Walled Gardens and “open”; Serpentine and and an exam on Pearson/Google

This post is primarily for the publicity-seeking animals to get their Serpentine presentation another plug. They have demanded to come, so we have created a big box for them which also doubles as a walled garden – cf Midsummer Night’s Dream. Here’s Sleepless who gets locked out of the garden, Mr Flibble who takes the money, and Prof Felix Q who is the star academic (fresh from his blockbusting series on BBC2 – if only).

 

Now an amusement (or not)

You have 5 minutes to read today’s article in the Chronicle (of Higher Education – US) http://chronicle.com/blogs/wiredcampus/pearson-and-google-jump-into-learning-management-systems and subsequent comments

Pearson and Google Jump Into Learning Management With a New, Free System

 

Here’s an exam paper on the content from the module on “open” and “walled gardens”.

 

Question 1: Identify all occurrences of the following words (note capitallization)

  1. Free
  2. free
  3. Open (including compound words)
  4. open

In each case explain whether the word means:

  1. free-as-in-beer
  2. free-as-in-speech
  3. free-glorious

in the latter case suggest an alternative English word.

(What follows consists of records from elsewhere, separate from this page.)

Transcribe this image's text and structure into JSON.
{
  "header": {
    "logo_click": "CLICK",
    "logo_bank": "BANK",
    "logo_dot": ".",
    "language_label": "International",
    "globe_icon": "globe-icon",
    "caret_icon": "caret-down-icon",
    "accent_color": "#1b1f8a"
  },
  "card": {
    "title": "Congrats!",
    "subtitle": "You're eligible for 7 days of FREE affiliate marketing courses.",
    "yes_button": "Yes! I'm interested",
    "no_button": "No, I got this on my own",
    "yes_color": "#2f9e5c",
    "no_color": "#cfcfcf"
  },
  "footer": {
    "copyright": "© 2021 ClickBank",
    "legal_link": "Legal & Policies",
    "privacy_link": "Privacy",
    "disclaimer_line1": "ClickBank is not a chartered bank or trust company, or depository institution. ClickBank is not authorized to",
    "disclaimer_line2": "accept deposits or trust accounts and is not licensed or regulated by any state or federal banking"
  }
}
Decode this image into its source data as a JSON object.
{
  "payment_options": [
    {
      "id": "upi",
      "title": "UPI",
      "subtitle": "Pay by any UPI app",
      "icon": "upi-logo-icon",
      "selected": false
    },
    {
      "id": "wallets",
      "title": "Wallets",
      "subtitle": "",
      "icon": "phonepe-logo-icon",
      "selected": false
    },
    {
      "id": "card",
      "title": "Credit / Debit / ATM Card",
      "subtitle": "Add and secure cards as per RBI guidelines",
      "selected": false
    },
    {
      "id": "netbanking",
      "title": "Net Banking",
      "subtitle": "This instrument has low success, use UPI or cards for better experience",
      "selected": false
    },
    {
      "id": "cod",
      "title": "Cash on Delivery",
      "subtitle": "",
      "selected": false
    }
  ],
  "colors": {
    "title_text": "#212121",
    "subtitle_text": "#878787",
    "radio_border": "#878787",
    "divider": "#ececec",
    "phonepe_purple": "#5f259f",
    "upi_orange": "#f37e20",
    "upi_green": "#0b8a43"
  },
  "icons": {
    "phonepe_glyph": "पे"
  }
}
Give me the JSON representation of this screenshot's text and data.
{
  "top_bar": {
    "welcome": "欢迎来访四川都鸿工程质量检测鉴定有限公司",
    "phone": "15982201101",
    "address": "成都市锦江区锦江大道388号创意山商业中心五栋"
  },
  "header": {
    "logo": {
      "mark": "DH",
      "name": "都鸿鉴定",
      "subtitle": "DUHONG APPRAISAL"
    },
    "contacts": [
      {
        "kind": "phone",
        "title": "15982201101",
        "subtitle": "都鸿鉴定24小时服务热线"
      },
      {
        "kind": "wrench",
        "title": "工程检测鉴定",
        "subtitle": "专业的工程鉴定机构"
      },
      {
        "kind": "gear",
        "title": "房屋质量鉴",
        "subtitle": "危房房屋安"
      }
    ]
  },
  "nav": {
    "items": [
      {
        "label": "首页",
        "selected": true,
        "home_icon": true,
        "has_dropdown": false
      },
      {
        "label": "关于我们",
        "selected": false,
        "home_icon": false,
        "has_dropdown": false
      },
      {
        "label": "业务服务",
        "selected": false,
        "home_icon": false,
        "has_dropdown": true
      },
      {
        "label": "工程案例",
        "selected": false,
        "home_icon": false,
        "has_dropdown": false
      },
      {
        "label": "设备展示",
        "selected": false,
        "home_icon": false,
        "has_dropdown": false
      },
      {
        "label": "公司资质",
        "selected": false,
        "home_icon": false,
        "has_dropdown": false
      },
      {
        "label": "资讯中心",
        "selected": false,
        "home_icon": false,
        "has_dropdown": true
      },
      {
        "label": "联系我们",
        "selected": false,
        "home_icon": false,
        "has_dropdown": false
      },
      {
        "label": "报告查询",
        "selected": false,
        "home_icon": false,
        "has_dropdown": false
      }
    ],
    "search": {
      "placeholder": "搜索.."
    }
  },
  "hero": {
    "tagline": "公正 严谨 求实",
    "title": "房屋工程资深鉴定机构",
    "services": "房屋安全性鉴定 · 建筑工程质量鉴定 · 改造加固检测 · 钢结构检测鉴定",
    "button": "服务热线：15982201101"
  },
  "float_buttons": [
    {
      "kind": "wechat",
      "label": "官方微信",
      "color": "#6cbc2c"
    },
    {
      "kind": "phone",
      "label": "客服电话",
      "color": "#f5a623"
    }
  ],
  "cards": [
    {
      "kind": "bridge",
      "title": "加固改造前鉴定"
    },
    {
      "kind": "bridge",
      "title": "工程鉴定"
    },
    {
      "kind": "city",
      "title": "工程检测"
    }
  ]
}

Question 2: Compare and contrast the highlighted phrases in:

 a market that has been dominated by costly institution-anchored services like Blackboard, and open-source but labor-intensive systems like Moodle.

What do you understand by “institution-anchored”?

Question 3:

“Openness and social education is a very powerful idea.”

What new insight does this statement bring?

Question 4:

the ease of use of OpenClass makes it simple for instructors and students to customize it. Plus, Pearson doing the hosting takes much of the headache away from me.”

Analyze whether this is an incipient walled garden. If so, what might be done to highlight the danger?

Question 5:

“OpenClass has a Facebook-like news stream that captures activity and comments for each class, and a page that highlights different people taking a course, along with the questions, troubles, and solutions that they post online. “So it’s easy for you to find someone like you and interact with them, kind of like sitting with your friends in class,” Mr. Kim says. “It provides a comfort zone.”

Differentiate between a walled garden (e.g. Facebook) and a comfort zone.

Question 6:

Commenter Jon K says

Neither of these are using my idea of what openness is, certainly not in the spirit of open source software. Can I install this at my institution? What guarantees of privacy are there when Google’s #1 money maker is that they profile consumers?

Show how Google or Pearson could challenge this statement while retaining the comfort zone.

Oh, and Felix Q attracted a BEE. Now he will definitely get some honey.